Certains volcans cachent mieux leur jeu que d’autres. Un ami, grand coureur de volcans, a une façon bien à lui de distinguer les « sympathiques » et les « antipathiques ». Le Galeras, en Colombie, fait partie pour lui de la seconde catégorie. Il n’a pas pu s’empêcher de monter voir son profond cratère. Tout semblait calme sous le linceul de cendres grises comme en 1993 quand, sans aucun signe précurseur, le volcan explosa, tuant le groupe de volcanologues venu y prendre des mesures.

[…]

Sur un tel volcan, le sentiment de crainte vient de ce qu’on pressent. Le danger est là, tapis sous les millions de tonnes de roche de l’édifice. Loin du regard des hommes, les forces telluriques sont en action. Le magma généré dans le manteau terrestre se stocke dans des réservoirs profonds sans trouver d’accès facile vers le haut.

[…]

Puis arrive la seconde fatidique, quand la pression des gaz devient plus forte que celle exercée par les roches du dessus. L’explosion est d’autant plus violente que la quantité des gaz accumulés est importante. Le danger s’incarne soudain sous la forme d’un volumineux panache chargé de cendres qui pousse comme un champignon dans le ciel. La montagne préexistante est décapitée, pulvérisée, et une pluie de débris brûlant s’abat sur la région.

[…]

L’activité effusive des rouges est facile à approcher, et les explosions y sont modérées. Ils sont francs du collier et se laissent admirer sans rien cacher.

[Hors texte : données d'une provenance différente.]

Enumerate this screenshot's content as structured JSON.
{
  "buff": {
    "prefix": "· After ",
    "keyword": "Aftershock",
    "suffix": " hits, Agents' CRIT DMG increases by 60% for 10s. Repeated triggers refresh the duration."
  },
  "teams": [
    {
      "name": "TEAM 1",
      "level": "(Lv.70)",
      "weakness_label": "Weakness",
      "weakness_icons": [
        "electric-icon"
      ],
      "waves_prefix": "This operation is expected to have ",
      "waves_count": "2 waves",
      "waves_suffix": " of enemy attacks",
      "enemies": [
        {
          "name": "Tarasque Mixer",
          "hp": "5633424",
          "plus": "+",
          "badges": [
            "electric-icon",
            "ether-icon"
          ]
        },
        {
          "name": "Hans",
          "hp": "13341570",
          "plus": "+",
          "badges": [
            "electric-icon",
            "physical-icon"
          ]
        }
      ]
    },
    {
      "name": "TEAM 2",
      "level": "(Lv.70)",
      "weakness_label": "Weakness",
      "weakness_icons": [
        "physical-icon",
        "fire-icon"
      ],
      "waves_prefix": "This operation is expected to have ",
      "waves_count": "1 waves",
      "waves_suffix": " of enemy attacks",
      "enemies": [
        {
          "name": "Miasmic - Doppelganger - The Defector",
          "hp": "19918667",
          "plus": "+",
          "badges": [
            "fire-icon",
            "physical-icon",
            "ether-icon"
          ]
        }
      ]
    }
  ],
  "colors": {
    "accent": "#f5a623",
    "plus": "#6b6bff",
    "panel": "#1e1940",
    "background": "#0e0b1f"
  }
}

Les gris sont imprévisibles : leur calme apparent peut soudain basculer en une explosion sauvage.

Une autre image du volcanologue

Aujourd’hui, les volcanologues bardent les volcans actifs de capteurs qui complètent leurs observations directes.

[…]

Tels des médecins au chevet d’un malade fiévreux, ils l’auscultent et surveillent ses paramètres vitaux. L’anticipation des éruptions permet alors aux volcanologues de proposer l’évacuation, dont l’efficacité dépendra du niveau de préparation des autorités et des populations concernées par cette éventualité.

[…]

Patrick Marcel, en contemplant l’étendue du lac Toba, à Sumatra, occupant le plus grand cratère du monde : un super volcan dont l’éruption, il y a soixante-quatorze mille ans, a failli anéantir toute l’humanité, pense à ceux qui l’ont précédé.

Il conclut en écrivant que nous sommes tous les descendants de la poignée de survivants du cataclysme volcanique, nous sommes tous les enfants de Toba. Et nous portons en nous cet héritage, source en même temps d’attirance et de crainte lorsque jaillit la clarté du volcan.